@poetryandwine I'm neither a mathematician nor a psychologist, but I think MHP is not easy and not just a probability problem.
You will be familiar with this from Gill 2009, "The Monty Hall Problem is not a Probability Puzzle (It’s a challenge in mathematical modelling)."
"The Monty Hall Problem offers much more to the student than a mindless exercise in conditional probability. It also offers a challenging exercise in mathematical modelling. I notice three important lessons. (1) The more you assume, the more you can conclude, but the more limited are your conclusions. The honest answer is not one mathematical solution but a range of solutions. (2) Whether you are a subjectivist or a frequentist affects the ease with which you might make probabilistic assumptions but simultaneously affects the meaning of the conclusions. (3). Think out of the box. Vos Savant asks for an action, not for a probability. The player has two decision moments during the show, not one."
But at no point does Gill discuss heuristics, regret theory, and equiprobability bias, which explain why subjects make the wrong choice.

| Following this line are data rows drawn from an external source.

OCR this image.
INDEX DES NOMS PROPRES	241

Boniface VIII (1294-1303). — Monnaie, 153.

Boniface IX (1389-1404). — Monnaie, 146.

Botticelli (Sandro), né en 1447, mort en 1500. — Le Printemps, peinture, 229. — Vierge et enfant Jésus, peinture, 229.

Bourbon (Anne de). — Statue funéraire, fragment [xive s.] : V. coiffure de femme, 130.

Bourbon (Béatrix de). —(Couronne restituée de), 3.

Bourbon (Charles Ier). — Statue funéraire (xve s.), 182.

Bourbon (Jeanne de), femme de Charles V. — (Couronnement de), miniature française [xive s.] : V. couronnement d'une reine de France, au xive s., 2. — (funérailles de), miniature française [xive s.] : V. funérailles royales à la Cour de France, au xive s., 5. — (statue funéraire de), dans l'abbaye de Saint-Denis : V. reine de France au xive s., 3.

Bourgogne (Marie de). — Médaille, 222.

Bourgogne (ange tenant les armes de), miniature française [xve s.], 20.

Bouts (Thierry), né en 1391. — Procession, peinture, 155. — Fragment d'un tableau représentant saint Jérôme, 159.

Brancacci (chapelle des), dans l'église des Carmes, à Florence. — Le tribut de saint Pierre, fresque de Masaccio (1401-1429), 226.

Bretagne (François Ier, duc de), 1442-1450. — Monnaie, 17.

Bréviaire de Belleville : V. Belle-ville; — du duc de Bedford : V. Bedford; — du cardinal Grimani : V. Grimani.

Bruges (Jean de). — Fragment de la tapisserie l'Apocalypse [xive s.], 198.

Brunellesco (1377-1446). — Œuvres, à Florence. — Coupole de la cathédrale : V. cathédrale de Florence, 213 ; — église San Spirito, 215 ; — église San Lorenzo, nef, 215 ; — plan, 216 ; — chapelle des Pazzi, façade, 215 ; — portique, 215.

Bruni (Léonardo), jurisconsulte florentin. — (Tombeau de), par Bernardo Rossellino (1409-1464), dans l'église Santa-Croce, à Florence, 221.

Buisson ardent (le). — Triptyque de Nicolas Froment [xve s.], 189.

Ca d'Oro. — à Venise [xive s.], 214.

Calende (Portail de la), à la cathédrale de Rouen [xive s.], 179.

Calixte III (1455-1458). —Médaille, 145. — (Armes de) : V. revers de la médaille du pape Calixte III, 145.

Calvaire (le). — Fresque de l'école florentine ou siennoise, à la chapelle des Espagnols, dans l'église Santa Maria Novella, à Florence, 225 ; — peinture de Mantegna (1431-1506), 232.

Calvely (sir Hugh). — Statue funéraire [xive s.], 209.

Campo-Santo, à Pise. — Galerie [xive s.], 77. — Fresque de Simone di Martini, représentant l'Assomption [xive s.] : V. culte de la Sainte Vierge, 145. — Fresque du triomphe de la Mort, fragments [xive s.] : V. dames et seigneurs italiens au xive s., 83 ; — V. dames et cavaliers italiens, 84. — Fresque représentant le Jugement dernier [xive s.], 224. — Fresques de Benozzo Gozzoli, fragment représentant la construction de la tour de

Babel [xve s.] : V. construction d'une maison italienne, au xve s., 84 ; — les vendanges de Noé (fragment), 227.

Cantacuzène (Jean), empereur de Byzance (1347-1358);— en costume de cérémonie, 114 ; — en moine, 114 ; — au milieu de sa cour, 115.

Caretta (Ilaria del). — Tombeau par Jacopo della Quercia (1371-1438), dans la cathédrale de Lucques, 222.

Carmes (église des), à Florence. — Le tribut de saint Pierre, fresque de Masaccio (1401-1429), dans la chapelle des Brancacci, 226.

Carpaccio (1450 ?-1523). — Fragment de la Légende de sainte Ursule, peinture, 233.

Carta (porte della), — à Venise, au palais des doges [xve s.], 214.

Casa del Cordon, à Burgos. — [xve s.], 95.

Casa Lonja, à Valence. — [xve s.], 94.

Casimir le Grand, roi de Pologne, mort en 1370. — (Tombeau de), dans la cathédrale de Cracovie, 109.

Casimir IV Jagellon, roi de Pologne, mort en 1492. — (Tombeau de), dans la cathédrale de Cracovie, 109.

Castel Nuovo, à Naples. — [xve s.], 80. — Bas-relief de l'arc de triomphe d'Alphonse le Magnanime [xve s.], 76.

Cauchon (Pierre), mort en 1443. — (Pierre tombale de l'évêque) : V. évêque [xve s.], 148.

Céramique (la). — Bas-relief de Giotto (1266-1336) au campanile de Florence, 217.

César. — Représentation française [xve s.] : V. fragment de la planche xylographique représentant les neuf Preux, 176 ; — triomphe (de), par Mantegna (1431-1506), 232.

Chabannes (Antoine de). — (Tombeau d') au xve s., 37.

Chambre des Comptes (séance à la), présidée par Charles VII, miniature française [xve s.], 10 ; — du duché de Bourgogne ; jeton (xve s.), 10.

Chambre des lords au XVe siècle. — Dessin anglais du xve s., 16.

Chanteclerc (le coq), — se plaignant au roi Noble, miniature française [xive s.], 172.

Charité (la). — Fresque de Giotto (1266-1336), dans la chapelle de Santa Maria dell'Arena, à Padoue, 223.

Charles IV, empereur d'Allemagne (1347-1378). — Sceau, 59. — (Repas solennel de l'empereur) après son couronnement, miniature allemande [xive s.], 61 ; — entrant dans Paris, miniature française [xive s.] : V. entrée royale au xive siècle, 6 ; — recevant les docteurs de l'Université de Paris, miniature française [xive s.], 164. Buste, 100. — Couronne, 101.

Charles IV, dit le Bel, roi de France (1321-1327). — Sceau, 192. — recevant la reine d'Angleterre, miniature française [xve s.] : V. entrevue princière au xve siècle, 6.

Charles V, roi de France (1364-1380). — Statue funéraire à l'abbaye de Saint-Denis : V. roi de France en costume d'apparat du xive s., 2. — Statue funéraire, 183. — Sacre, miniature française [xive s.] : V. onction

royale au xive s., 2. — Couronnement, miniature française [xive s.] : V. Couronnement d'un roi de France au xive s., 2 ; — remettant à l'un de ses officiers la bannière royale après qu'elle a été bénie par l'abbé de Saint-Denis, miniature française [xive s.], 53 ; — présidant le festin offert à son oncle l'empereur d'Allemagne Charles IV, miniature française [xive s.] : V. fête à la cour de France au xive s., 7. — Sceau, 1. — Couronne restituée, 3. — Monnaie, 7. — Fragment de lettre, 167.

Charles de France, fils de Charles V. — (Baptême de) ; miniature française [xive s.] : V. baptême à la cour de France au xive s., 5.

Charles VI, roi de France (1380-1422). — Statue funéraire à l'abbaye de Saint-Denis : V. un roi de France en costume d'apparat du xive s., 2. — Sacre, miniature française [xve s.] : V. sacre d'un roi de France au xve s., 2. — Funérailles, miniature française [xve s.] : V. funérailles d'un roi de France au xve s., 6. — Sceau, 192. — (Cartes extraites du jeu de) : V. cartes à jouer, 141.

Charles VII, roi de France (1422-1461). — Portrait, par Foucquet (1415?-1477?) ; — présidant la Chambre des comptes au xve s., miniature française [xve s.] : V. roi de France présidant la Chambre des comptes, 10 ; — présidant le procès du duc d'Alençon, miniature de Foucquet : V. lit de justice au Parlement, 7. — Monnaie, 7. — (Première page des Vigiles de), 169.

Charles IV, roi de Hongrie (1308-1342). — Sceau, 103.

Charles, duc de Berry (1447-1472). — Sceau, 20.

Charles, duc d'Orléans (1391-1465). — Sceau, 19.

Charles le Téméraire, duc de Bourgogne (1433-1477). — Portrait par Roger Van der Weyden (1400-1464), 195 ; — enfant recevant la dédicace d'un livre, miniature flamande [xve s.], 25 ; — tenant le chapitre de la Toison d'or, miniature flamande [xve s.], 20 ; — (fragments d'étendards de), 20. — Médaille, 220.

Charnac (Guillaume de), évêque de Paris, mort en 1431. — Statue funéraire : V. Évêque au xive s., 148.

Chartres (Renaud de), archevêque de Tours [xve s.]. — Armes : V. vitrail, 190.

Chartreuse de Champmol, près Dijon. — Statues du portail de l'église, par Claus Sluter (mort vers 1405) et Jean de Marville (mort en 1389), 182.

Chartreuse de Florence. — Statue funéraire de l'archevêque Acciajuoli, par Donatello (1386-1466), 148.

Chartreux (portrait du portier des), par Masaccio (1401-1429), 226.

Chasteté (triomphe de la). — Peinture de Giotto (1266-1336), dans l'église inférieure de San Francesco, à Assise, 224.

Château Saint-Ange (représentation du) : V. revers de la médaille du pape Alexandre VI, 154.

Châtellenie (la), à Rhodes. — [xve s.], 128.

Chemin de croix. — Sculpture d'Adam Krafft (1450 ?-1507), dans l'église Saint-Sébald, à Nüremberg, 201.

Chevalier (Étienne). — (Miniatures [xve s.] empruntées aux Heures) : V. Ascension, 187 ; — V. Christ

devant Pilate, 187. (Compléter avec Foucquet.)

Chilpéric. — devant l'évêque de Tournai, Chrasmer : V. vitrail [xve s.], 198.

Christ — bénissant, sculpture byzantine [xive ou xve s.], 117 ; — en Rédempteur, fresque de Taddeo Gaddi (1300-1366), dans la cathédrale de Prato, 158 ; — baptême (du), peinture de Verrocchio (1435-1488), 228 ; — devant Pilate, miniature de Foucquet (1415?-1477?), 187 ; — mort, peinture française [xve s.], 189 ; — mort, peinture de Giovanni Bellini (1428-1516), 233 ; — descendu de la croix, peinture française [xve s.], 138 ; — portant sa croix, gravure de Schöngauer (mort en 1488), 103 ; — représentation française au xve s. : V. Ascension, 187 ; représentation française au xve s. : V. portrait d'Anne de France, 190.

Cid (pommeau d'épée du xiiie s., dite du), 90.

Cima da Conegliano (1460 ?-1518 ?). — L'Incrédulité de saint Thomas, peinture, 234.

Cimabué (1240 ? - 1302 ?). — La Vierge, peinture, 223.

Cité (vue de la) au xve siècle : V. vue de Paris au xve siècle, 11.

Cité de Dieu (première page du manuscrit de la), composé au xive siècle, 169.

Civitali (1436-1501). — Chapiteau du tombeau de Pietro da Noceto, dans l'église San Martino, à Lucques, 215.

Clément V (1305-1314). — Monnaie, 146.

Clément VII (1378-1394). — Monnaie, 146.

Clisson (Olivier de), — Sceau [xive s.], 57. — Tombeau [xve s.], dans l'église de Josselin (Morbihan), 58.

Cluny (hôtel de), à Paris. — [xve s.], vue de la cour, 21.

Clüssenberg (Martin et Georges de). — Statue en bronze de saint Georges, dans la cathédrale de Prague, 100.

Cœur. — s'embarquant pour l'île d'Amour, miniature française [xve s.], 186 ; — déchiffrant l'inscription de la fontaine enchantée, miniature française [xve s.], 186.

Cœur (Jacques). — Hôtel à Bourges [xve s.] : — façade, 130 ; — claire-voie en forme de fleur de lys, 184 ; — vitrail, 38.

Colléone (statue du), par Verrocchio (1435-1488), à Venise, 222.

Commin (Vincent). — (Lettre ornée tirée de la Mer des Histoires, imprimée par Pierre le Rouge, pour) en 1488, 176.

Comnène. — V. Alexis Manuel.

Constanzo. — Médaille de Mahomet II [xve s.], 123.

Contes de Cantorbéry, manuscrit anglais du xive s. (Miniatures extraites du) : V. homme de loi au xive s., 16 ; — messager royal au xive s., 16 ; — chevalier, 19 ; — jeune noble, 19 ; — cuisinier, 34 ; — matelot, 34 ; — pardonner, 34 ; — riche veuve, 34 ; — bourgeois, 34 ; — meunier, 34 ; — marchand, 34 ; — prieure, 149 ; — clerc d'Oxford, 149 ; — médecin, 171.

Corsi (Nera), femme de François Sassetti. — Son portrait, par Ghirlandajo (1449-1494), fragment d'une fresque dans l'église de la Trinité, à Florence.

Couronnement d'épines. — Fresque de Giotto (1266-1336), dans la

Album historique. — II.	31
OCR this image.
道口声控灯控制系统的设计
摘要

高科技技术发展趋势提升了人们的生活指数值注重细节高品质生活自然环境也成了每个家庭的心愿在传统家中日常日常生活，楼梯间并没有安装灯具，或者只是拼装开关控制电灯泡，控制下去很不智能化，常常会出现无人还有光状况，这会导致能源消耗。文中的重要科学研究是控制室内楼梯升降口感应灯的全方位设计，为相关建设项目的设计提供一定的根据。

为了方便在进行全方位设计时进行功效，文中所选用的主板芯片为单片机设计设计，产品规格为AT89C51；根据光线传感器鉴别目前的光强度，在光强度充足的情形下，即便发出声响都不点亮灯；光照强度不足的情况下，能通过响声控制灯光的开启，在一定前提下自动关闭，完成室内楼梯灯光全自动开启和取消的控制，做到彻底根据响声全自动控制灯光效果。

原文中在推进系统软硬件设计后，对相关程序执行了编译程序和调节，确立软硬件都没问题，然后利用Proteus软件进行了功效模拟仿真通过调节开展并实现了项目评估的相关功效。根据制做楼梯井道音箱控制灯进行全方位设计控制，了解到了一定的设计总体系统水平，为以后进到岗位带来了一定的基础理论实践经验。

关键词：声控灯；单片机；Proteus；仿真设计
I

Equiprobability bias increases with formal statistical education. Isn't MHP included in maths teaching now, to avoid this and because it is distinct from probability?
For equiprobability bias see Saenen, L., Heyvaert, M., Van Dooren, W., & Onghena, P. (2015). Inhibitory control in a notorious brain teaser: The Monty Hall dilemma. ZDM Mathematics Education, 47(5), 837 848. doi:10.1007/s11858-015-0667-6
Again, I would be grateful if you could explain the probability approach to the Thog Problem because I don't get it.